To the authorities, Salem’s troubles became a microcosm of the ills of the colony, for Massachusetts itself seemed under a malign spell. As punishment for rising up against royal governor Edmund Andros in 1689, Massachusetts waited for a new charter of government, and it feared for its continued existence. To many devout Puritans it seemed that the Devil was abroad and doing mischief.

 

In May the newly ap­pointed governor, William Phips, returned from England, where he had tried unsuccessfully to regain the old system of government for the colony, to find the jails overflowing with suspected witches. The assem­bly had the power to create regular courts under the new charter, but it was not yet in session and something had to be done. Faced with the crisis, he used his discretion to fashion a special court. To its bench were named laymen like Sewall, former Assistants like the wise and prudent Nathaniel Saltonstall, ambitious politicians like William Stoughton, the lieutenant governor, and local justices like John Hathorne (whose descendant Nathaniel Hawthorne would movingly re-create the terror of the trials) and Jonathan Corwin. There were no trained lawyers on the bench, but all believed that there was a Devil and that he contracted secretly with men and women to do his evil work in the colony. Thus, at least in theory, witches had the power to leave their bodies and in spectral form assault their victims.

 

English jurists had become skeptical of testimony about spectral as­saults and had uncovered frauds and perjury in English witchcraft cases. But Stoughton was eager to rid the colony once and for all of witches, so instead of putting the brakes on the runaway trials, he allowed into evidence every outlandish assertion of confessed witches (including their supposed flights through the air on poles to midnight masses in open fields), and every one of the girls’ complaints of invisible punches and pinches. Juries, browbeaten by the bench and moved by the per­formance of the girls, convicted all the defendants.

 

By the end of the proceedings that spring and summer fifteen women and four men had been hanged for witchcraft and one old man, Giles Corey, had pressed to death with heavy stones for refusing to accede to the authority of the court. Nearly two hundred more suspects were in jail awaiting their turn at trial. Four of the suspects had died in jail and many more were sick.

 

Saltonstall was so appalled at the work of the court that he quietly resigned from the bench. The leading ministers (except for Cotton Mather, who approved the conduct of the trials) protested against the proceedings and convinced Increase Mather, Cotton’s father, to turn their criticism into a tract on the dangers of believing spectral evidence. He agreed that spectral visitations might be the Devil’s own instrument for fooling the credulous and casting blame on the innocent. At any rate, permitting spectral evidence in court was playing the Devil’s game.
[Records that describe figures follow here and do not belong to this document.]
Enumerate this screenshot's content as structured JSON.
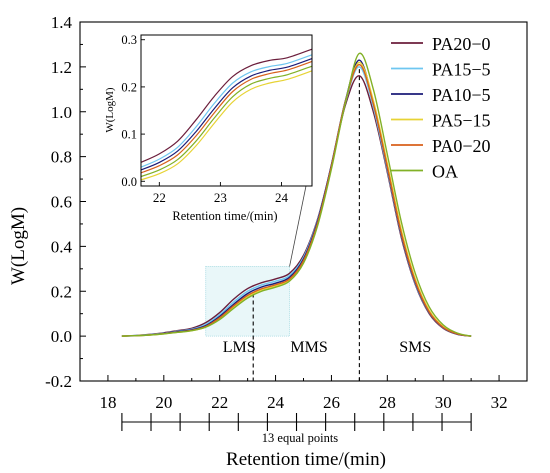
{
  "chart_data": [
    {
      "type": "line",
      "title": "",
      "xlabel": "Retention time/(min)",
      "ylabel": "W(LogM)",
      "xlim": [
        17,
        33
      ],
      "ylim": [
        -0.2,
        1.4
      ],
      "xticks": [
        "18",
        "20",
        "22",
        "24",
        "26",
        "28",
        "30",
        "32"
      ],
      "yticks": [
        "-0.2",
        "0.0",
        "0.2",
        "0.4",
        "0.6",
        "0.8",
        "1.0",
        "1.2",
        "1.4"
      ],
      "grid": false,
      "legend": "top-right",
      "x": [
        18.5,
        19.0,
        19.5,
        20.0,
        20.5,
        21.0,
        21.5,
        22.0,
        22.5,
        23.0,
        23.5,
        24.0,
        24.5,
        25.0,
        25.5,
        26.0,
        26.5,
        27.0,
        27.5,
        28.0,
        28.5,
        29.0,
        29.5,
        30.0,
        30.5,
        31.0
      ],
      "series": [
        {
          "name": "PA20−0",
          "color": "#6b1e3c",
          "values": [
            0.0,
            0.003,
            0.008,
            0.015,
            0.025,
            0.035,
            0.06,
            0.105,
            0.165,
            0.212,
            0.238,
            0.255,
            0.28,
            0.36,
            0.52,
            0.76,
            1.03,
            1.16,
            1.0,
            0.73,
            0.44,
            0.23,
            0.1,
            0.035,
            0.008,
            0.0
          ]
        },
        {
          "name": "PA15−5",
          "color": "#6ec6f0",
          "values": [
            0.0,
            0.003,
            0.007,
            0.013,
            0.022,
            0.031,
            0.052,
            0.095,
            0.152,
            0.2,
            0.228,
            0.245,
            0.27,
            0.352,
            0.515,
            0.762,
            1.04,
            1.2,
            1.02,
            0.74,
            0.45,
            0.235,
            0.104,
            0.037,
            0.009,
            0.0
          ]
        },
        {
          "name": "PA10−5",
          "color": "#1c1c78",
          "values": [
            0.0,
            0.002,
            0.006,
            0.012,
            0.02,
            0.028,
            0.047,
            0.088,
            0.142,
            0.19,
            0.219,
            0.236,
            0.262,
            0.344,
            0.51,
            0.765,
            1.05,
            1.23,
            1.04,
            0.75,
            0.455,
            0.24,
            0.106,
            0.038,
            0.009,
            0.0
          ]
        },
        {
          "name": "PA5−15",
          "color": "#e7d335",
          "values": [
            0.0,
            0.002,
            0.005,
            0.01,
            0.017,
            0.024,
            0.04,
            0.078,
            0.13,
            0.177,
            0.206,
            0.224,
            0.25,
            0.332,
            0.498,
            0.755,
            1.045,
            1.22,
            1.05,
            0.77,
            0.475,
            0.255,
            0.115,
            0.042,
            0.011,
            0.0
          ]
        },
        {
          "name": "PA0−20",
          "color": "#d8611c",
          "values": [
            0.0,
            0.002,
            0.005,
            0.011,
            0.018,
            0.026,
            0.043,
            0.082,
            0.135,
            0.182,
            0.211,
            0.229,
            0.255,
            0.337,
            0.502,
            0.758,
            1.045,
            1.21,
            1.035,
            0.755,
            0.46,
            0.245,
            0.108,
            0.039,
            0.01,
            0.0
          ]
        },
        {
          "name": "OA",
          "color": "#82b127",
          "values": [
            0.0,
            0.002,
            0.005,
            0.01,
            0.017,
            0.024,
            0.04,
            0.074,
            0.124,
            0.17,
            0.2,
            0.218,
            0.245,
            0.325,
            0.49,
            0.745,
            1.04,
            1.26,
            1.1,
            0.81,
            0.51,
            0.28,
            0.13,
            0.05,
            0.014,
            0.0
          ]
        }
      ],
      "annotations": {
        "regions": [
          "LMS",
          "MMS",
          "SMS"
        ],
        "dashed_lines_x": [
          23.2,
          27.0
        ],
        "zoom_box": {
          "x": [
            21.5,
            24.5
          ],
          "y": [
            0.0,
            0.31
          ]
        },
        "bottom_scale": {
          "label": "13 equal points",
          "start": 18.5,
          "end": 31.0,
          "points": 13
        }
      }
    },
    {
      "type": "line",
      "title": "",
      "xlabel": "Retention time/(min)",
      "ylabel": "W(LogM)",
      "xlim": [
        21.7,
        24.5
      ],
      "ylim": [
        -0.01,
        0.31
      ],
      "xticks": [
        "22",
        "23",
        "24"
      ],
      "yticks": [
        "0.0",
        "0.1",
        "0.2",
        "0.3"
      ],
      "x": [
        21.7,
        22.0,
        22.3,
        22.6,
        22.9,
        23.2,
        23.5,
        23.8,
        24.1,
        24.5
      ],
      "series": [
        {
          "name": "PA20−0",
          "color": "#6b1e3c",
          "values": [
            0.04,
            0.058,
            0.085,
            0.13,
            0.18,
            0.222,
            0.245,
            0.256,
            0.262,
            0.28
          ]
        },
        {
          "name": "PA15−5",
          "color": "#6ec6f0",
          "values": [
            0.03,
            0.047,
            0.072,
            0.115,
            0.165,
            0.208,
            0.232,
            0.243,
            0.25,
            0.268
          ]
        },
        {
          "name": "PA10−5",
          "color": "#1c1c78",
          "values": [
            0.024,
            0.04,
            0.064,
            0.105,
            0.154,
            0.198,
            0.223,
            0.235,
            0.242,
            0.26
          ]
        },
        {
          "name": "PA5−15",
          "color": "#e7d335",
          "values": [
            0.003,
            0.016,
            0.037,
            0.075,
            0.123,
            0.168,
            0.195,
            0.208,
            0.216,
            0.234
          ]
        },
        {
          "name": "PA0−20",
          "color": "#d8611c",
          "values": [
            0.018,
            0.033,
            0.056,
            0.096,
            0.145,
            0.19,
            0.216,
            0.228,
            0.236,
            0.254
          ]
        },
        {
          "name": "OA",
          "color": "#82b127",
          "values": [
            0.01,
            0.024,
            0.046,
            0.085,
            0.134,
            0.179,
            0.206,
            0.218,
            0.226,
            0.244
          ]
        }
      ]
    }
  ]
}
Increase Mather’s work was widely circulated. Phips was con­vinced and ordered a stop to the trials. They reconvened in the winter, but this time spectral evidence was not allowed. All but three women were acquitted in the new round of trials, and Phips had pardoned them, as well as everyone else, by the spring of 1693.

 

Five years after the trials, one week after burying his own young sons, Sewall asked forgiveness of God and man for the tragedy of the Salem trials: “Samuel Sewall, sensible of the reiterated stroke of God upon himself and family; and being sensible, that as to the guilt contracted, upon the opening of the late Commission of Oyer and Terminer at Salem, he is, upon many accounts, more concerned than any that he knows of, de­sires to take the blame and shame of it, asking pardon of men.”